Сзади зазвучали голоса:

— Я в порядке! — сказал мой 11-летний сын, — главное, чтобы бабушка не пострадала.

— Я не могу открыть глаза. Там стекла! — моя мама плакала.

Я повернулась, чтобы дать ей платок и воду. С волос за шиворот посыпался дождь осколков. Видимо, пока я спала, откинувшись на подголовник, стекла летели надо мной — маме в лицо. В свете фар не был виден ни «камаз», ни иной объект, спровоцировавший аварию. На ночной трассе Ярославль — Вологда было тихо и пусто, как в космосе. Я спросила водителя: «Что это было?»

Он сказал: «Лось».

Я подумала, это шутка.

То, что никто не думал шутить, стало ясно, когда я выбралась из машины.
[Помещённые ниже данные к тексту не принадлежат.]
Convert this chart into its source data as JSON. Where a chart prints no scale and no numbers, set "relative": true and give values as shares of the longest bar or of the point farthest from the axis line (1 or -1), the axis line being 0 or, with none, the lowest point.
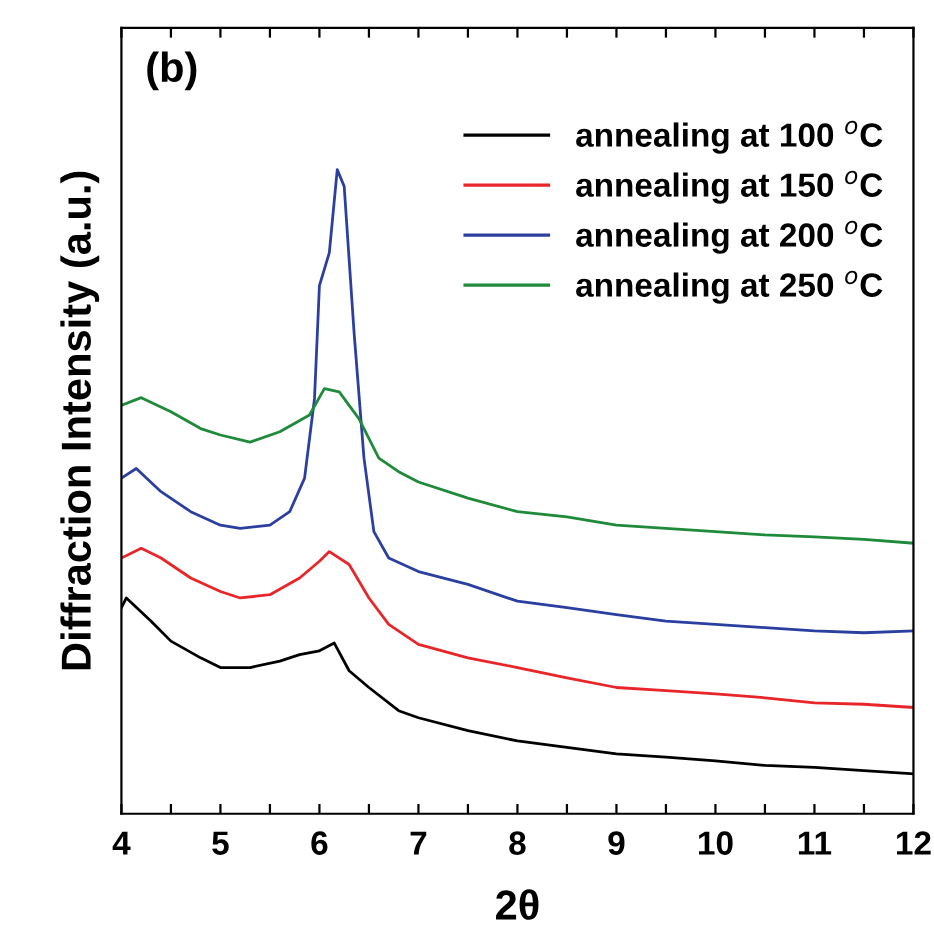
{
  "chart_data": {
    "type": "line",
    "relative": true,
    "xlabel": "2θ",
    "ylabel": "Diffraction Intensity (a.u.)",
    "annotations": [
      "(b)"
    ],
    "xlim": [
      4,
      12
    ],
    "xticks": [
      4,
      {
        "value": 4.5,
        "label": null
      },
      5,
      {
        "value": 5.5,
        "label": null
      },
      6,
      {
        "value": 6.5,
        "label": null
      },
      7,
      {
        "value": 7.5,
        "label": null
      },
      8,
      {
        "value": 8.5,
        "label": null
      },
      9,
      {
        "value": 9.5,
        "label": null
      },
      10,
      {
        "value": 10.5,
        "label": null
      },
      11,
      {
        "value": 11.5,
        "label": null
      },
      12
    ],
    "legend": "top right",
    "grid": false,
    "marker": "none",
    "line_style": "solid",
    "series": [
      {
        "name": "annealing at 100 $^{o}$C",
        "color": "#000000",
        "x": [
          4.0,
          4.05,
          4.3,
          4.5,
          4.8,
          5.0,
          5.3,
          5.6,
          5.8,
          6.0,
          6.15,
          6.3,
          6.5,
          6.8,
          7.0,
          7.5,
          8.0,
          8.5,
          9.0,
          9.5,
          10.0,
          10.5,
          11.0,
          11.5,
          12.0
        ],
        "values": [
          0.32,
          0.335,
          0.299,
          0.268,
          0.242,
          0.227,
          0.227,
          0.237,
          0.247,
          0.253,
          0.265,
          0.222,
          0.196,
          0.16,
          0.149,
          0.129,
          0.113,
          0.103,
          0.093,
          0.088,
          0.082,
          0.075,
          0.072,
          0.067,
          0.062
        ]
      },
      {
        "name": "annealing at 150 $^{o}$C",
        "color": "#e8262a",
        "x": [
          4.0,
          4.2,
          4.4,
          4.7,
          5.0,
          5.2,
          5.5,
          5.8,
          6.0,
          6.1,
          6.3,
          6.5,
          6.7,
          7.0,
          7.5,
          8.0,
          8.5,
          9.0,
          9.5,
          10.0,
          10.5,
          11.0,
          11.5,
          12.0
        ],
        "values": [
          0.397,
          0.412,
          0.397,
          0.366,
          0.345,
          0.335,
          0.34,
          0.366,
          0.392,
          0.407,
          0.387,
          0.335,
          0.294,
          0.263,
          0.242,
          0.227,
          0.211,
          0.196,
          0.191,
          0.186,
          0.18,
          0.172,
          0.17,
          0.165
        ]
      },
      {
        "name": "annealing at 200 $^{o}$C",
        "color": "#2a3fa0",
        "x": [
          4.0,
          4.15,
          4.4,
          4.7,
          5.0,
          5.2,
          5.5,
          5.7,
          5.85,
          5.95,
          6.0,
          6.1,
          6.18,
          6.25,
          6.35,
          6.45,
          6.55,
          6.7,
          7.0,
          7.5,
          8.0,
          8.5,
          9.0,
          9.5,
          10.0,
          10.5,
          11.0,
          11.5,
          12.0
        ],
        "values": [
          0.521,
          0.536,
          0.5,
          0.469,
          0.448,
          0.443,
          0.448,
          0.469,
          0.521,
          0.644,
          0.82,
          0.871,
          1,
          0.974,
          0.747,
          0.552,
          0.438,
          0.397,
          0.376,
          0.356,
          0.33,
          0.32,
          0.309,
          0.299,
          0.294,
          0.289,
          0.284,
          0.281,
          0.284
        ]
      },
      {
        "name": "annealing at 250 $^{o}$C",
        "color": "#1e8a3a",
        "x": [
          4.0,
          4.2,
          4.5,
          4.8,
          5.0,
          5.3,
          5.6,
          5.9,
          6.05,
          6.2,
          6.4,
          6.6,
          6.8,
          7.0,
          7.5,
          8.0,
          8.5,
          9.0,
          9.5,
          10.0,
          10.5,
          11.0,
          11.5,
          12.0
        ],
        "values": [
          0.634,
          0.646,
          0.624,
          0.598,
          0.588,
          0.577,
          0.593,
          0.619,
          0.66,
          0.655,
          0.613,
          0.552,
          0.531,
          0.515,
          0.49,
          0.469,
          0.461,
          0.448,
          0.443,
          0.438,
          0.433,
          0.43,
          0.426,
          0.42
        ]
      }
    ]
  }
}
Двухтонный лимузин выглядел как искореженная консервная банка. Удар пришелся на левую сторону. Капот был смят, стойки погнуты, так что треснули все стекла, на крыше зияла огромная вмятина. С первого взгляда было очевидно, что машина восстановлению не подлежит.

Я огляделась вокруг. Метрах в тридцати за BMW валялось нечто, похожее на мешок. Я пошла смотреть. Огромная туша, поросшая густой коричневой шерстью, рога, залитый кровью глаз; так, наверное, мог бы выглядеть мертвый дьявол. Больше всего поражали раскинутые в стороны, длинные, словно у верблюда, ноги с жуткими черными копытами. Я начала понимать, что именно проспала.
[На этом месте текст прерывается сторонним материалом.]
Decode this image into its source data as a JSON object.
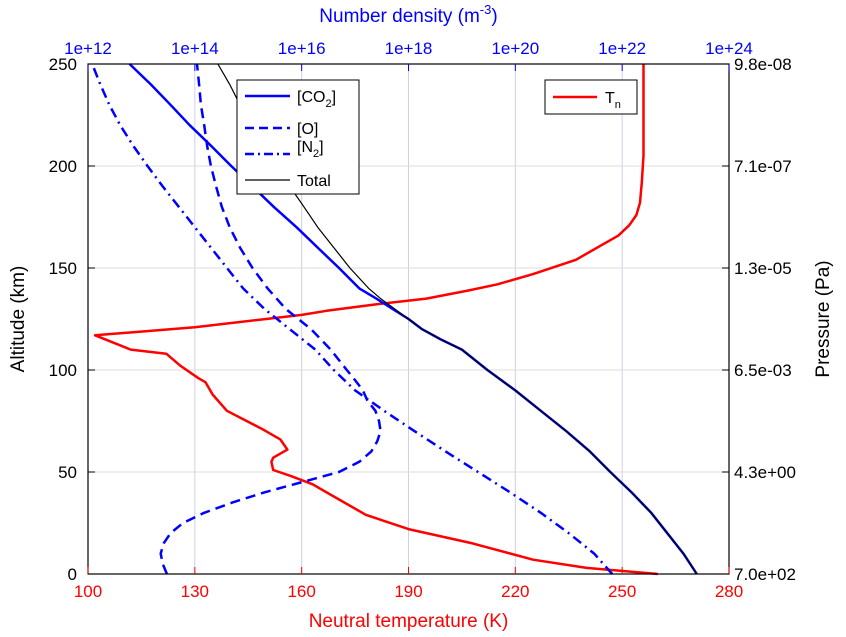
{
  "colors": {
    "temperature": "#ff0000",
    "density": "#0000ff",
    "total": "#000000",
    "axis": "#000000"
  },
  "chart_data": {
    "type": "line",
    "axes": {
      "left": {
        "label": "Altitude (km)",
        "range": [
          0,
          250
        ],
        "ticks": [
          "0",
          "50",
          "100",
          "150",
          "200",
          "250"
        ]
      },
      "right": {
        "label": "Pressure (Pa)",
        "ticks": [
          "7.0e+02",
          "4.3e+00",
          "6.5e-03",
          "1.3e-05",
          "7.1e-07",
          "9.8e-08"
        ]
      },
      "bottom": {
        "label": "Neutral temperature (K)",
        "range": [
          100,
          280
        ],
        "ticks": [
          "100",
          "130",
          "160",
          "190",
          "220",
          "250",
          "280"
        ]
      },
      "top": {
        "label_base": "Number density (m",
        "label_sup": "-3",
        "label_end": ")",
        "scale": "log",
        "range": [
          1000000000000.0,
          1e+24
        ],
        "ticks": [
          "1e+12",
          "1e+14",
          "1e+16",
          "1e+18",
          "1e+20",
          "1e+22",
          "1e+24"
        ]
      }
    },
    "grid": true,
    "legends": [
      {
        "position": "top-center",
        "entries": [
          {
            "series": "co2",
            "base": "[CO",
            "sub": "2",
            "end": "]"
          },
          {
            "series": "o",
            "base": "[O]",
            "sub": "",
            "end": ""
          },
          {
            "series": "n2",
            "base": "[N",
            "sub": "2",
            "end": "]"
          },
          {
            "series": "total",
            "base": "Total",
            "sub": "",
            "end": ""
          }
        ]
      },
      {
        "position": "top-right",
        "entries": [
          {
            "series": "tn",
            "base": "T",
            "sub": "n",
            "end": ""
          }
        ]
      }
    ],
    "series": [
      {
        "id": "tn",
        "axis": "temperature",
        "color": "#ff0000",
        "dash": "solid",
        "width": 2.5,
        "points": [
          [
            260,
            0
          ],
          [
            240,
            3
          ],
          [
            225,
            7
          ],
          [
            208,
            15
          ],
          [
            190,
            22
          ],
          [
            178,
            29
          ],
          [
            170,
            37
          ],
          [
            163,
            44
          ],
          [
            157,
            48
          ],
          [
            152,
            51
          ],
          [
            151.5,
            55
          ],
          [
            152,
            57
          ],
          [
            156,
            61
          ],
          [
            154,
            66
          ],
          [
            149,
            71
          ],
          [
            139,
            80
          ],
          [
            135,
            88
          ],
          [
            133,
            94
          ],
          [
            131,
            96
          ],
          [
            126,
            102
          ],
          [
            122,
            108
          ],
          [
            112,
            110
          ],
          [
            102,
            117
          ],
          [
            130,
            121
          ],
          [
            150,
            125
          ],
          [
            160,
            127
          ],
          [
            167,
            129
          ],
          [
            180,
            132
          ],
          [
            195,
            135
          ],
          [
            207,
            139
          ],
          [
            215,
            142
          ],
          [
            225,
            147
          ],
          [
            237,
            154
          ],
          [
            244,
            161
          ],
          [
            249,
            166
          ],
          [
            252,
            171
          ],
          [
            254,
            176
          ],
          [
            255,
            182
          ],
          [
            255.5,
            192
          ],
          [
            256,
            205
          ],
          [
            256,
            230
          ],
          [
            256,
            250
          ]
        ]
      },
      {
        "id": "co2",
        "axis": "density",
        "color": "#0000ff",
        "dash": "solid",
        "width": 2.5,
        "points": [
          [
            2.5e+23,
            0
          ],
          [
            1.4e+23,
            10
          ],
          [
            7e+22,
            20
          ],
          [
            3.5e+22,
            30
          ],
          [
            1.5e+22,
            40
          ],
          [
            6e+21,
            50
          ],
          [
            2.5e+21,
            60
          ],
          [
            9e+20,
            70
          ],
          [
            3e+20,
            80
          ],
          [
            1e+20,
            90
          ],
          [
            3e+19,
            100
          ],
          [
            1e+19,
            110
          ],
          [
            4e+18,
            115
          ],
          [
            1.8e+18,
            120
          ],
          [
            1e+18,
            125
          ],
          [
            5e+17,
            130
          ],
          [
            2.5e+17,
            135
          ],
          [
            1.2e+17,
            140
          ],
          [
            5e+16,
            150
          ],
          [
            2e+16,
            160
          ],
          [
            8000000000000000.0,
            170
          ],
          [
            3000000000000000.0,
            180
          ],
          [
            1200000000000000.0,
            190
          ],
          [
            480000000000000.0,
            200
          ],
          [
            200000000000000.0,
            210
          ],
          [
            80000000000000.0,
            220
          ],
          [
            35000000000000.0,
            230
          ],
          [
            15000000000000.0,
            240
          ],
          [
            6000000000000.0,
            250
          ]
        ]
      },
      {
        "id": "total",
        "axis": "density",
        "color": "#000000",
        "dash": "solid",
        "width": 1.2,
        "points": [
          [
            2.5e+23,
            0
          ],
          [
            1.4e+23,
            10
          ],
          [
            7e+22,
            20
          ],
          [
            3.5e+22,
            30
          ],
          [
            1.5e+22,
            40
          ],
          [
            6e+21,
            50
          ],
          [
            2.5e+21,
            60
          ],
          [
            9e+20,
            70
          ],
          [
            3e+20,
            80
          ],
          [
            1e+20,
            90
          ],
          [
            3e+19,
            100
          ],
          [
            1e+19,
            110
          ],
          [
            4e+18,
            115
          ],
          [
            1.8e+18,
            120
          ],
          [
            1e+18,
            125
          ],
          [
            5.5e+17,
            130
          ],
          [
            3e+17,
            135
          ],
          [
            1.8e+17,
            140
          ],
          [
            8e+16,
            150
          ],
          [
            4e+16,
            160
          ],
          [
            2e+16,
            170
          ],
          [
            1.1e+16,
            180
          ],
          [
            6000000000000000.0,
            190
          ],
          [
            3500000000000000.0,
            200
          ],
          [
            2000000000000000.0,
            210
          ],
          [
            1200000000000000.0,
            220
          ],
          [
            700000000000000.0,
            230
          ],
          [
            450000000000000.0,
            240
          ],
          [
            270000000000000.0,
            250
          ]
        ]
      },
      {
        "id": "o",
        "axis": "density",
        "color": "#0000ff",
        "dash": "dash",
        "width": 2.5,
        "points": [
          [
            30000000000000.0,
            0
          ],
          [
            25000000000000.0,
            5
          ],
          [
            23000000000000.0,
            10
          ],
          [
            26000000000000.0,
            15
          ],
          [
            35000000000000.0,
            20
          ],
          [
            60000000000000.0,
            25
          ],
          [
            150000000000000.0,
            30
          ],
          [
            500000000000000.0,
            35
          ],
          [
            2000000000000000.0,
            40
          ],
          [
            1e+16,
            45
          ],
          [
            5e+16,
            50
          ],
          [
            1.2e+17,
            55
          ],
          [
            2e+17,
            60
          ],
          [
            2.6e+17,
            65
          ],
          [
            3e+17,
            70
          ],
          [
            2.8e+17,
            75
          ],
          [
            2.4e+17,
            80
          ],
          [
            1.7e+17,
            85
          ],
          [
            1.4e+17,
            90
          ],
          [
            1e+17,
            95
          ],
          [
            7e+16,
            100
          ],
          [
            3.5e+16,
            110
          ],
          [
            1.5e+16,
            120
          ],
          [
            5000000000000000.0,
            130
          ],
          [
            2300000000000000.0,
            140
          ],
          [
            1200000000000000.0,
            150
          ],
          [
            700000000000000.0,
            160
          ],
          [
            450000000000000.0,
            170
          ],
          [
            320000000000000.0,
            180
          ],
          [
            250000000000000.0,
            190
          ],
          [
            200000000000000.0,
            200
          ],
          [
            170000000000000.0,
            210
          ],
          [
            150000000000000.0,
            220
          ],
          [
            130000000000000.0,
            230
          ],
          [
            120000000000000.0,
            240
          ],
          [
            110000000000000.0,
            250
          ]
        ]
      },
      {
        "id": "n2",
        "axis": "density",
        "color": "#0000ff",
        "dash": "dashdot",
        "width": 2.5,
        "points": [
          [
            6.5e+21,
            0
          ],
          [
            3e+21,
            10
          ],
          [
            1e+21,
            20
          ],
          [
            3e+20,
            30
          ],
          [
            8e+19,
            40
          ],
          [
            2e+19,
            50
          ],
          [
            5e+18,
            60
          ],
          [
            1.3e+18,
            70
          ],
          [
            3.5e+17,
            80
          ],
          [
            1e+17,
            90
          ],
          [
            4e+16,
            100
          ],
          [
            1.8e+16,
            110
          ],
          [
            6000000000000000.0,
            120
          ],
          [
            2000000000000000.0,
            130
          ],
          [
            800000000000000.0,
            140
          ],
          [
            400000000000000.0,
            150
          ],
          [
            200000000000000.0,
            160
          ],
          [
            100000000000000.0,
            170
          ],
          [
            50000000000000.0,
            180
          ],
          [
            25000000000000.0,
            190
          ],
          [
            13000000000000.0,
            200
          ],
          [
            7000000000000.0,
            210
          ],
          [
            4000000000000.0,
            220
          ],
          [
            2500000000000.0,
            230
          ],
          [
            1700000000000.0,
            240
          ],
          [
            1200000000000.0,
            250
          ]
        ]
      }
    ]
  }
}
По всей видимости, удар пришелся лосю по ногам, тот повалился на капот, пробил лобовое стекло, смял крышу и, перелетев через нее, рухнул на асфальт. Учитывая, что зверь весил килограммов семьсот, следовало писать благодарственное письмо в концерн BMW.
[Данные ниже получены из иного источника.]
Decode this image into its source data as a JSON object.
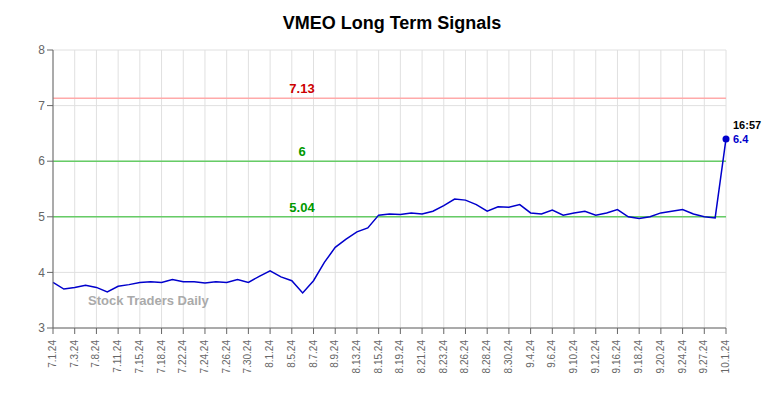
{
  "chart_data": {
    "type": "line",
    "title": "VMEO Long Term Signals",
    "categories": [
      "7.1.24",
      null,
      "7.3.24",
      null,
      "7.8.24",
      null,
      "7.11.24",
      null,
      "7.15.24",
      null,
      "7.18.24",
      null,
      "7.22.24",
      null,
      "7.24.24",
      null,
      "7.26.24",
      null,
      "7.30.24",
      null,
      "8.1.24",
      null,
      "8.5.24",
      null,
      "8.7.24",
      null,
      "8.9.24",
      null,
      "8.13.24",
      null,
      "8.15.24",
      null,
      "8.19.24",
      null,
      "8.21.24",
      null,
      "8.23.24",
      null,
      "8.26.24",
      null,
      "8.28.24",
      null,
      "8.30.24",
      null,
      "9.4.24",
      null,
      "9.6.24",
      null,
      "9.10.24",
      null,
      "9.12.24",
      null,
      "9.16.24",
      null,
      "9.18.24",
      null,
      "9.20.24",
      null,
      "9.24.24",
      null,
      "9.27.24",
      null,
      "10.1.24"
    ],
    "series": [
      {
        "color": "#0000cc",
        "values": [
          3.82,
          3.7,
          3.73,
          3.77,
          3.73,
          3.65,
          3.75,
          3.78,
          3.82,
          3.83,
          3.82,
          3.87,
          3.83,
          3.83,
          3.81,
          3.83,
          3.82,
          3.87,
          3.82,
          3.93,
          4.03,
          3.92,
          3.85,
          3.63,
          3.85,
          4.18,
          4.45,
          4.6,
          4.73,
          4.8,
          5.03,
          5.05,
          5.04,
          5.07,
          5.05,
          5.1,
          5.2,
          5.32,
          5.3,
          5.22,
          5.1,
          5.18,
          5.17,
          5.22,
          5.07,
          5.05,
          5.12,
          5.03,
          5.07,
          5.1,
          5.03,
          5.07,
          5.13,
          5.0,
          4.97,
          5.0,
          5.07,
          5.1,
          5.13,
          5.05,
          5.0,
          4.98,
          6.4
        ]
      }
    ],
    "ylim": [
      3,
      8
    ],
    "yticks": [
      3,
      4,
      5,
      6,
      7,
      8
    ],
    "grid": true,
    "hlines": [
      {
        "value": 7.13,
        "color": "#ffaaaa",
        "label": "7.13",
        "label_color": "#cc0000"
      },
      {
        "value": 6.0,
        "color": "#66cc66",
        "label": "6",
        "label_color": "#009900"
      },
      {
        "value": 5.0,
        "color": "#66cc66",
        "label": "5.04",
        "label_color": "#009900"
      }
    ],
    "annotations": [
      {
        "text": "16:57",
        "color": "#000000"
      },
      {
        "text": "6.4",
        "color": "#0000cc"
      }
    ],
    "watermark": "Stock Traders Daily"
  }
}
Пока мозг составлял сухой отчет о реальности, глаза отказывались в нее верить, настолько фантасмагоричной была картина. По обе стороны трассы Ярославль — Вологда стеной стоял лес. Верхушки елей топорщились в черном небе. Над ними висела громадная желтая луна. Убитый монстр истекал у моих ног кровью.

Около нас стали останавливаться машины. Водители предлагали помощь, интересовались, что случилось, и, получив ответ, горячо поздравляли нас с тем, что мы остались живы. Оказалось, что аварии с участием лосей в этих местах не редкость, а осенью и весной — вообще стихийное бедствие. На эти сезоны у лосей приходится гон, они дуреют и бегут на дорогу. Если скорость автомобиля выше 60 км, столкновения избежать невозможно. Движущаяся ночью на скорости, светящая фарами машина — не помеха, а цель, которую животное намеренно атакует. Девять из десяти подобных аварий заканчиваются летальным исходом. Лось либо влетает через стекло в салон либо проламывает крышу, так что водитель и передний пассажир получают перелом позвоночника. «Недавно четверых в закрытых гробах хоронили!» — вдохновенно повествовал водитель джипа, взявшийся доставить меня, маму и ребенка в Вологду. Полицейские поздравили нас со вторым рождением и признали невиновными, так как знака «Осторожно, лось» на этом участке дороги не было. Разбитая BMW отправилась на эвакуаторе в Ярославль. Мертвого лося забрал егерь.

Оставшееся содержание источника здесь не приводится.